Jakarta (ANTARA News) - Lembaga Survei Indonesia (LSI) menyatakan bahwa relasi antara korupsi dengan demokrasi tidak berjalan secara signifikan di Indonesia. 

"Secara normatif dan teoritis, korupsi merupakan hal yang bertentangan dengan nilai-nilai demokrasi yang menghendaki partisipasi, akuntabilitas dan transparansi. Akan tetapi, di Indonesia relasi antara korupsi dengan demokrasi tidak signifikan," kata peneliti LSI Ahmad Khoirul Umam dalam keterangan tertulis di Jakarta, Rabu.

Khoirul mengatakan di satu sisi, warga secara kuat mendukung demokrasi, di sisi yang lain, mereka yang mendukung demokrasi tidak serta merta bersikap anti-korupsi.

"Dengan kata lain, mereka yang mendukung nilai-nilai demokrasi, juga terbuka untuk bersikap permisif terhadap praktik korupsi," jelas dia. 

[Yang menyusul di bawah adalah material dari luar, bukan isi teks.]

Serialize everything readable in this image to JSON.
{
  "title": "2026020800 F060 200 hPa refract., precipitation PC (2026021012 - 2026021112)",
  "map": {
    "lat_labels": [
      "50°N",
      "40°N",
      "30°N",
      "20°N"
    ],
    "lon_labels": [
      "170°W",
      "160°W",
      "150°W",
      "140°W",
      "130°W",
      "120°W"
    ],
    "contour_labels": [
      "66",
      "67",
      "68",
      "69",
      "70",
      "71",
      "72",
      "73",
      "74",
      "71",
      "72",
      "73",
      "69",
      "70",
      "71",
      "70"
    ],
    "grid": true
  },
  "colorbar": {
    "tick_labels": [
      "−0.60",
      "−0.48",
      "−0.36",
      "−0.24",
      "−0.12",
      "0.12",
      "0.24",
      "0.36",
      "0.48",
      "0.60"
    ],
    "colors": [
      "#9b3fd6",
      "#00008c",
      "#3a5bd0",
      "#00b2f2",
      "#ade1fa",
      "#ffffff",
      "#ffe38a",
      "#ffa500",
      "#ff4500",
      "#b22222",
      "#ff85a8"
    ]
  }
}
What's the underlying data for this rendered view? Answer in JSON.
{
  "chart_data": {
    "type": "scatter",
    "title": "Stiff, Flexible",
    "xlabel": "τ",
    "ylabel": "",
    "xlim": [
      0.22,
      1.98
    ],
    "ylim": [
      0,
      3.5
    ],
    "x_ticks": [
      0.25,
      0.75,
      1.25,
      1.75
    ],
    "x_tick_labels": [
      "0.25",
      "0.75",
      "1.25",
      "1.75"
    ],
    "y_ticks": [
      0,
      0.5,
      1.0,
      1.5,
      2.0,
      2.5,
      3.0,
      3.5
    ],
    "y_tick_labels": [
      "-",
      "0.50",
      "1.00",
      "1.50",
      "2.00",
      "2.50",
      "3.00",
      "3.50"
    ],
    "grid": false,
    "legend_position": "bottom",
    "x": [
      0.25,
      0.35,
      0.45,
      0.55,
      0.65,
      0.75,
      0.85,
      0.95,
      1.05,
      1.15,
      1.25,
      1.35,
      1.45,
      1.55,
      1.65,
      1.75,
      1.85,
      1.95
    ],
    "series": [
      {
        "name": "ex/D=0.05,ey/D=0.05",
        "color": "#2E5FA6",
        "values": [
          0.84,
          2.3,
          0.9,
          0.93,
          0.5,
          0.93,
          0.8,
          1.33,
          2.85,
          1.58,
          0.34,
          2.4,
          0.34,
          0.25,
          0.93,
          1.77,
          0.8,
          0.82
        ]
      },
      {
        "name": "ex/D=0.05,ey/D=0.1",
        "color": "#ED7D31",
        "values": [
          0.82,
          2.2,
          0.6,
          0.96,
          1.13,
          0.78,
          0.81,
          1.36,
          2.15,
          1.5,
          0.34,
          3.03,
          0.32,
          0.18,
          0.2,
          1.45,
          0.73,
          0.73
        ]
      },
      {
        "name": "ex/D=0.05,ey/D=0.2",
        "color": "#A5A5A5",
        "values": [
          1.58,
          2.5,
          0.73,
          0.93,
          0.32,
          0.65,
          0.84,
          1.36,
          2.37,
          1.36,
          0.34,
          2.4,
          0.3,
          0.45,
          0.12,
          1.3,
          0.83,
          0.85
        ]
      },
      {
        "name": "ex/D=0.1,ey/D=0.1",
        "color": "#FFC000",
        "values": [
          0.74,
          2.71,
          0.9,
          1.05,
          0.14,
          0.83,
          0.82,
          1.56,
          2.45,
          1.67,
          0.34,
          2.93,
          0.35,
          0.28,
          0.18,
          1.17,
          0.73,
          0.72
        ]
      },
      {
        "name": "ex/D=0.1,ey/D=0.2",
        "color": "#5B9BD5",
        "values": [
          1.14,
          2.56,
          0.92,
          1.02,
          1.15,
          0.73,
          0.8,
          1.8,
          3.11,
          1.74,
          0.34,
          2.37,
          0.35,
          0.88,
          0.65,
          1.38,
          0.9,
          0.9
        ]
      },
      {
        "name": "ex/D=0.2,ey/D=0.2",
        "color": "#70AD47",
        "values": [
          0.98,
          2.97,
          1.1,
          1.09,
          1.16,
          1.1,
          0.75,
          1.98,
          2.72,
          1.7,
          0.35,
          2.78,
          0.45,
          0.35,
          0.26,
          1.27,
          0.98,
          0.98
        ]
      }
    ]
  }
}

Berdasarkan survei LSI 1-7 Agustus 2018, yang melibatkan 1.520 responden dengan sampling of error sekitar 2,6 persen pada tingkat kepercayaan 95 persen diketahui bahwa meskipun secara general sikap anti-korupsi masyarakat lebih tinggi (52 persen) tetapi sikap permisif masyarakat terhadap praktik korupsi (27 persen) masih termasuk kategori yang cukup tinggi.

Menurutnya, banyak yang berpandangan bahwa korupsi merupakan hal yang wajar. Warga juga masih cukup banyak yang menilai kolusi dan nepotisme sebagai sesuatu yang normal atau perlu dilakukan untuk memperlancar proses (37 persen). 

"Hal inilah yang menjadi sebab mengapa korupsi tidak signikan berhubungan secara negatif dengan dukungan masyarakat terhadap demokrasi," jelasnya. 

Lebih jauh dia mengatakan dalam diskursus anti-korupsi, seringkali agama dinilai sebagai salah satu instrumen penting dan efektif untuk menekan tingkat korupsi di masyarakat.

Untuk itu, kata dia, perlu dipahami bagaimana sikap para stakeholders termasuk organisasi-organisasi kemasyarakatan, khususnya organisasi keagamaan dalam mendukung kerja-kerja anti-korupsi. 

Di Indonesia, sendiri, lanjutnya, warga banyak tergabung sebagai anggota dalam berbagai perkumpulan. 

Dia mencontohkan warga muslim banyak yang merasa sebagai bagian dari organisasi Islam (27,4 persen). Hal ini merupakan sebuah realitas menggembirakan dalam ruang demokrasi.

Akan tetapi, jika keanggotaan dan afiliasi organisasi ini dihubungkan dengan sikap terhadap korupsi, maka gambarannya menurutnya cukup memprihatinkan.

"Warga yang tergabung sebagai anggota organisasi, baik organisasi keagamaan maupun sekuler masih banyak yang tidak punya sikap atau bahkan pro-korupsi. Jika dibandingkan antarorganisasi, maka sikap anti korupsi yang lebih rendah justru dipegang oleh warga yang menjadi anggota organisasi keagamaan sebanyak 46 persen. Sementara sikap anti korupsi lebih banyak dipegang oleh anggota organisasi sekuler sebanyak 56 persen," jelasnya.